Se tivéssemos a nosso alcance a versão filistéia da história de Sansão
e Dalila, seguramente ele não nos apareceria como a vítima das
artimanhas perversas de uma mulherzinha intrépida, conforme nos
apresenta a narrativa bíblica, mas como o arquétipo do ogro quase
invencível, possuidor de um segredo no qual reside sua força, e cujas
maldades são finalmente vingadas graças à astúcia de uma mulher que
tece uma trama ardilosa para atrair o vilão até descobrir a resposta
do segredo de sua invulnerabilidade.
No tempo dos juizes e dos reis de Israel dominava um rigor quase tedioso na administração das leis. Aqueles que proferiam as sentenças ostentavam uma gravidade tão inflexível que custa crer que um
personagem como Sansão, envolvido em disputas pessoais, em aventuras amorosas e em pequenas fanfarronices, conseguisse se destacar em outra coisa que não fossem desavenças tribais. Contrário à imagem de um digno representante dos tribunais, tudo indica que Sansão somente obedecia a seus impulsos e, sem a menor dúvida, fazia justiça com as próprias mãos.
Desvendando o Mito
Muito mais congruente é a figura de um brutamontes arbitrário, que incendeia os trigais logo antes da colheita, que destrói vinhedos e olivais; um prepotente que transita da libertinagem amorosa à
condição de matador de trinta homens, a princípio, e depois de outros mil — com a única ajuda de uma queixada de burro — por razões que não nada tinham a ver com patriotismo, justiça ou altruísmo, mas
somente porque se sentira ofendido. Exceto a indicação de que foi eleito por Deus, não há fatos que atestem sua condição de juiz consciencioso nos tribunais. Na Bíblia só se encontram os dados referentes à sua força sobre-humana, porém nenhum juízo que avalize sua autoridade.
O caprichoso Sansão do Livro dos juizes não concebe atos grandiosos nem realiza façanhas à altura de heróis análogos à sua condição superior. Tampouco se destaca por demonstrações de razão ou inteligência, mas se afama, sim, por sua instintiva condescendência e por sua brusquidão.
Não há coerência entre o aviso sobrenatural, anterior ao seu nascimento, e seu posterior desempenho
como contendedor musculoso que atravessa a vida cometendo impropérios até morrer na apoteose de seu vigor recobrado.
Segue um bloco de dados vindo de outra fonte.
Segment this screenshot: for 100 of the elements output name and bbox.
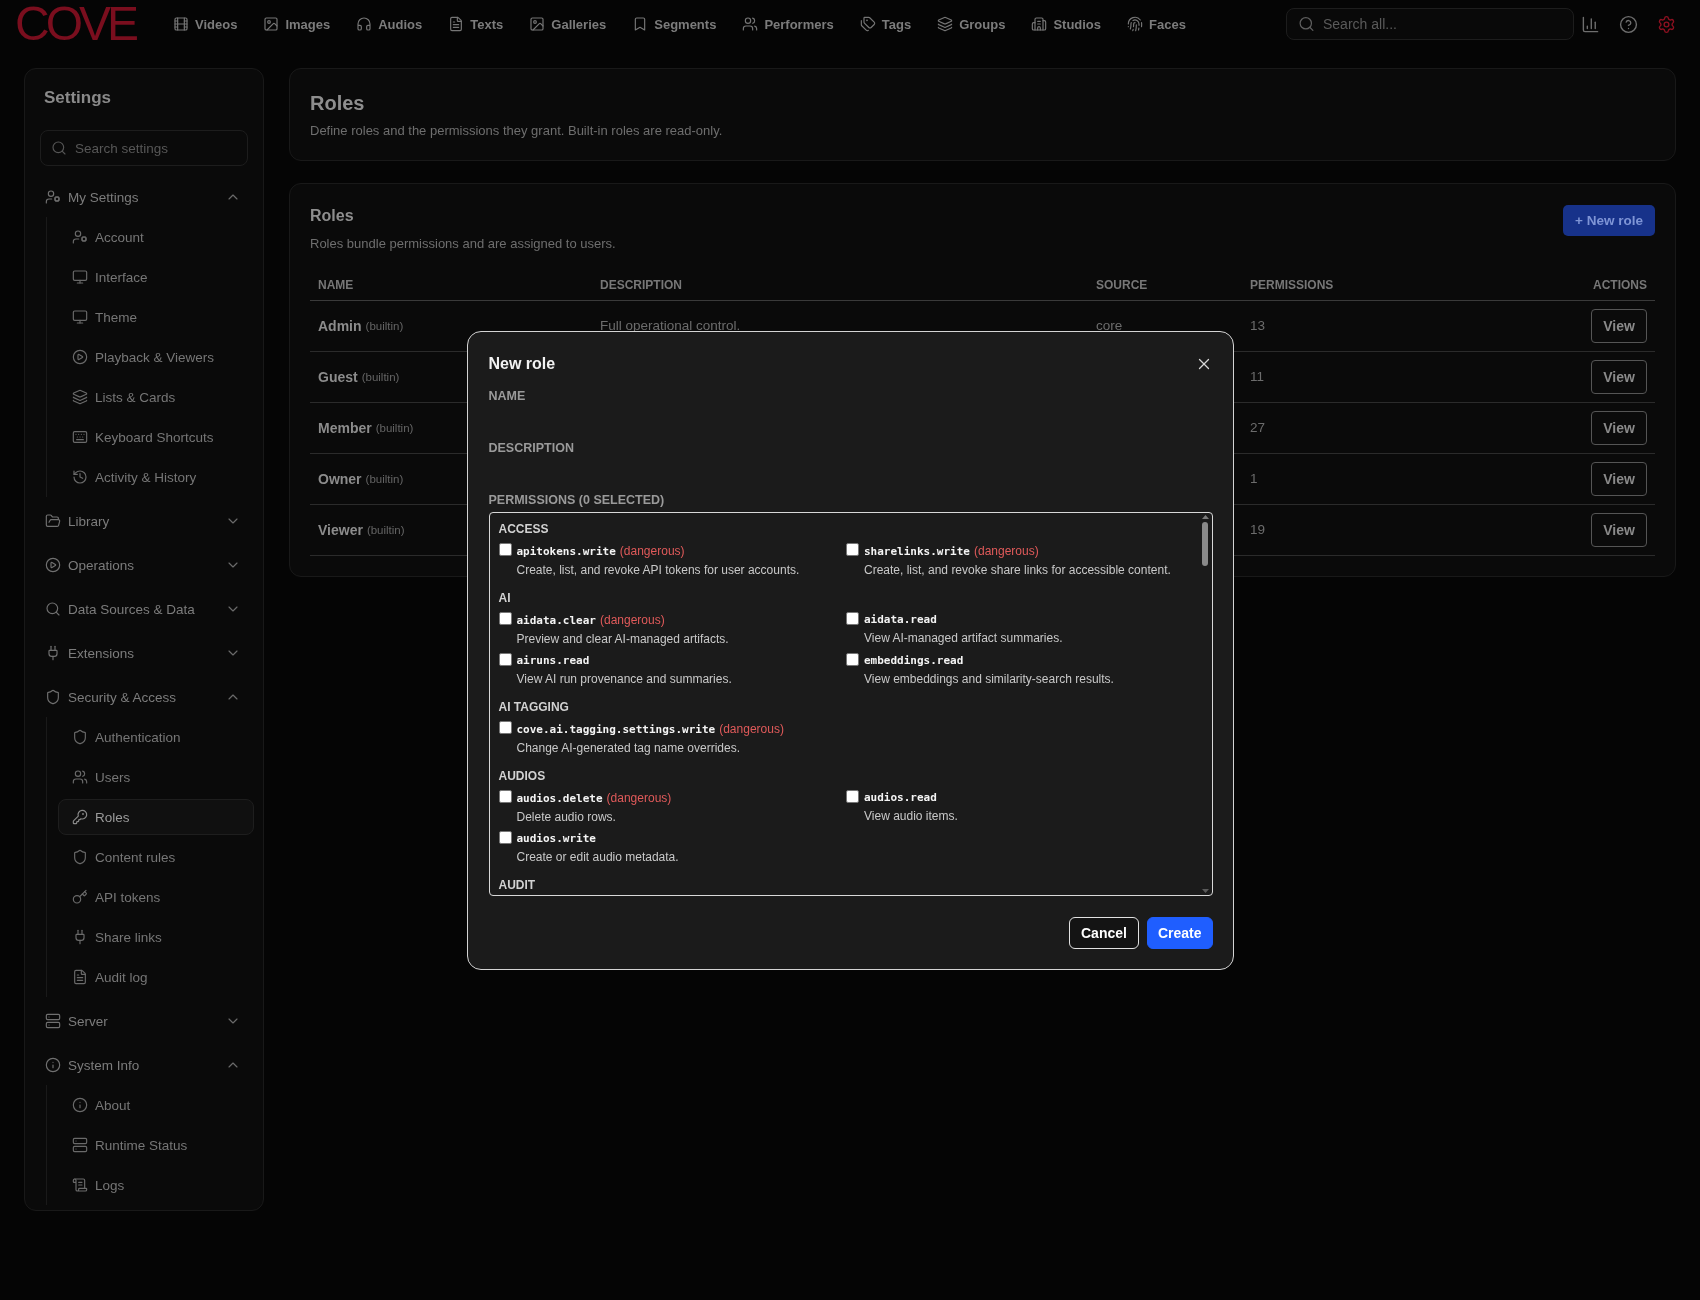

Em Dalila, ao contrário, reside o mistério. Ela é a depositária de uma astúcia mais apreciada no mundo antigo que a batalha frontal; também é ela que, possuidora de habilidades intelectuais que combinam sagacidade, destreza para se safar de problemas, senso de oportunidade e atenção vigilante, triunfa sobre o rude Sansão ao arrancar-lhe o segredo de sua ousadia.
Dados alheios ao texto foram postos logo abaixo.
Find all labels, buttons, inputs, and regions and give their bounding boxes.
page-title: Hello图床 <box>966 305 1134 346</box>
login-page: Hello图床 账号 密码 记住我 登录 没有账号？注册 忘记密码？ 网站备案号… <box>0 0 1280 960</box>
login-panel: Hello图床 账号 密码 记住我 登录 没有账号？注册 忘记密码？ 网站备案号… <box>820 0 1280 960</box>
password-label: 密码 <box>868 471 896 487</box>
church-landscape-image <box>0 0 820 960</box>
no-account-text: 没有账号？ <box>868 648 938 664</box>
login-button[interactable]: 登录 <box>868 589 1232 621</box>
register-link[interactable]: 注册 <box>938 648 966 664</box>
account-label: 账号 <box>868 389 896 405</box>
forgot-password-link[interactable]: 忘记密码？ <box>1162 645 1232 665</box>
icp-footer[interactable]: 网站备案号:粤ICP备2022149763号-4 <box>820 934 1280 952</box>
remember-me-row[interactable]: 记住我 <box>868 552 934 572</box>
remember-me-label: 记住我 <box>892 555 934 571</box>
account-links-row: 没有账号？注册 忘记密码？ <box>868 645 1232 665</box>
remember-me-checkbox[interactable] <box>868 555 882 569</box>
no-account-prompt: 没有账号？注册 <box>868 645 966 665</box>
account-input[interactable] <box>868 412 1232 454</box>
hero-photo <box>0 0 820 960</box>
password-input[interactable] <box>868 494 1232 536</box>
O episódio, todavia, é descrito de forma tal a atrair a simpatia para o vilão que, impunemente, roubava
e assassinava os filisteus. Assim, em vez de acentuar o sentido de justiça que ele mesmo deveria demonstrar na condição de rei de Israel, o autor do texto sagrado relativiza seus abusos e diminui o provável significado libertador de Dalila: o de verdadeira heroína ante o inspirador do legendário ogro, o monstro ou mago que as lendas tornaram abominável em razão dos traços repulsivos de seu poder.
E é aí que reside o atrativo da única mulher que, na literatura popular ou sagrada, domina e submete astuciosamente uma força devastadora a partir de sua parte mais íntima, onde se oculta o segredo de sua superioridade sobre os demais.
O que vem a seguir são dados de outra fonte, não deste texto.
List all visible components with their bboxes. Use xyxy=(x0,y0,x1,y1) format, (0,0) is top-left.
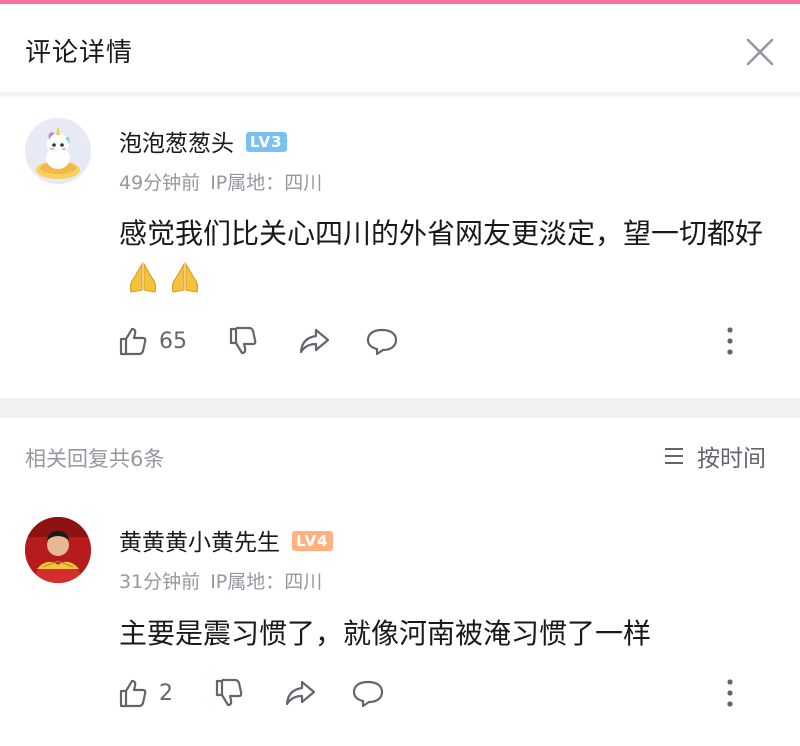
comment-text: 主要是震习惯了，就像河南被淹习惯了一样 xyxy=(119,610,769,657)
close-icon xyxy=(746,38,774,66)
share-button[interactable] xyxy=(283,673,317,713)
comment-text-body: 主要是震习惯了，就像河南被淹习惯了一样 xyxy=(119,617,652,650)
comment-text: 感觉我们比关心四川的外省网友更淡定，望一切都好 xyxy=(119,210,769,304)
dislike-button[interactable] xyxy=(213,673,245,713)
pray-emoji xyxy=(171,262,199,293)
more-button[interactable] xyxy=(722,678,738,708)
username[interactable]: 泡泡葱葱头 LV3 xyxy=(119,124,287,158)
person-avatar-icon xyxy=(25,517,91,583)
comment-meta: 31分钟前 IP属地：四川 xyxy=(119,567,322,594)
dislike-button[interactable] xyxy=(227,321,259,361)
ip-location: IP属地：四川 xyxy=(210,571,323,593)
level-badge: LV3 xyxy=(246,131,287,152)
dislike-icon xyxy=(229,326,257,355)
comment-text-body: 感觉我们比关心四川的外省网友更淡定，望一切都好 xyxy=(119,217,764,250)
more-icon xyxy=(727,679,733,707)
comment-meta: 49分钟前 IP属地：四川 xyxy=(119,168,322,195)
reply-count-label: 相关回复共6条 xyxy=(25,447,165,471)
comment-actions: 65 xyxy=(117,321,767,361)
like-button[interactable]: 2 xyxy=(117,673,173,713)
like-icon xyxy=(119,327,147,356)
like-icon xyxy=(119,679,147,708)
like-count: 65 xyxy=(159,328,187,354)
more-icon xyxy=(727,327,733,355)
avatar[interactable] xyxy=(25,118,91,184)
comment-icon xyxy=(366,328,398,356)
comment-time: 31分钟前 xyxy=(119,571,201,593)
reply-button[interactable] xyxy=(351,673,385,713)
dislike-icon xyxy=(215,678,243,707)
share-icon xyxy=(285,680,316,706)
share-button[interactable] xyxy=(297,321,331,361)
like-button[interactable]: 65 xyxy=(117,321,187,361)
sort-icon xyxy=(665,448,683,464)
page-title: 评论详情 xyxy=(25,38,134,68)
sort-label: 按时间 xyxy=(697,446,766,472)
ip-location: IP属地：四川 xyxy=(210,172,323,194)
reply-button[interactable] xyxy=(365,321,399,361)
share-icon xyxy=(299,328,330,354)
header: 评论详情 xyxy=(0,4,800,94)
username-text[interactable]: 黄黄黄小黄先生 xyxy=(119,530,280,556)
comment-time: 49分钟前 xyxy=(119,172,201,194)
header-shadow xyxy=(0,92,800,100)
comment-icon xyxy=(352,680,384,708)
username[interactable]: 黄黄黄小黄先生 LV4 xyxy=(119,523,333,557)
replies-header: 相关回复共6条 按时间 xyxy=(0,418,800,496)
close-button[interactable] xyxy=(742,34,778,70)
unicorn-avatar-icon xyxy=(25,118,91,184)
like-count: 2 xyxy=(159,680,173,706)
comment-actions: 2 xyxy=(117,673,767,713)
avatar[interactable] xyxy=(25,517,91,583)
username-text[interactable]: 泡泡葱葱头 xyxy=(119,131,234,157)
level-badge: LV4 xyxy=(292,530,333,551)
pray-emoji xyxy=(129,262,157,293)
more-button[interactable] xyxy=(722,326,738,356)
section-divider xyxy=(0,398,800,418)
sort-by-time-button[interactable]: 按时间 xyxy=(663,440,766,472)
Não deixa de ser revelador que tanto na literatura épica como na mitologia apareçam unicamente
homens dispostos a vencer uma sucessão de obstáculos mágicos até derrotar o maligno no local mais resguardado, justamente onde permanece a chave de seu poder; neste caso, os cabelos que Dalila
finalmente faz cortar graças ao fato de que Sansão, além de tudo o mais, ignorava até que ponto era ele também vulnerável às armadilhas da sedução amorosa.
Se o relato proviesse de algum narrador filisteu, talvez a versão de verdugo e vítima fosse bem diferente. A lista de desmandos praticados por Sansão não condiz com a imagem do legendário herói
bonachão que cai na armadilha preparada por uma prostituta que, mediante uma série de engodos, o conduz à humilhação e depois à morte.
Dalila e o Despertar do Poder Feminino
Não é absurda a possibilidade oposta, ou seja, a de uma mulher que está disposta a tudo, inclusive a morrer, no intuito de castigar uma ofensa grave que foi cometida pelo vilão. Contudo em vez de destacar o significado libertador de quem, sem mais armas que sua destreza, se atreveu com o inimigo mais temido a fim de vingar o resultado de suas crueldades, magnificou-se a imagem de um escolhido de Deus que, para reparar a perda de seus olhos e aos gritos de “Morra eu com os filisteus!” derrubou as duas colunas que sustentavam o teto do edifício no qual se encontravam cerca de três mil pessoas, entre príncipes e gente comum do povo inimigo, motivo pelo qual se diz que foram muitos mais os que Sansão levou consigo ao morrer do que os que matou enquanto gozava de liberdade.
Sansão e Dalila
Pela ausência de escrúpulos e por sua natureza aventureira, Sansão contrasta com a figura forçada de uma Dalila que, aparentemente, o atraiçoa por dinheiro, como se o gigante musculoso só granjeasse simpatias a seu favor e não tivesse buscado na vida outra coisa que fazer o bem e distribuir a justiça. Como bem observou J. G. Frazer1, a simpatia do ouvinte recai sobre o personagem vencido porque
ele aparece revestido das características amáveis de patriota e defensor de seu povo.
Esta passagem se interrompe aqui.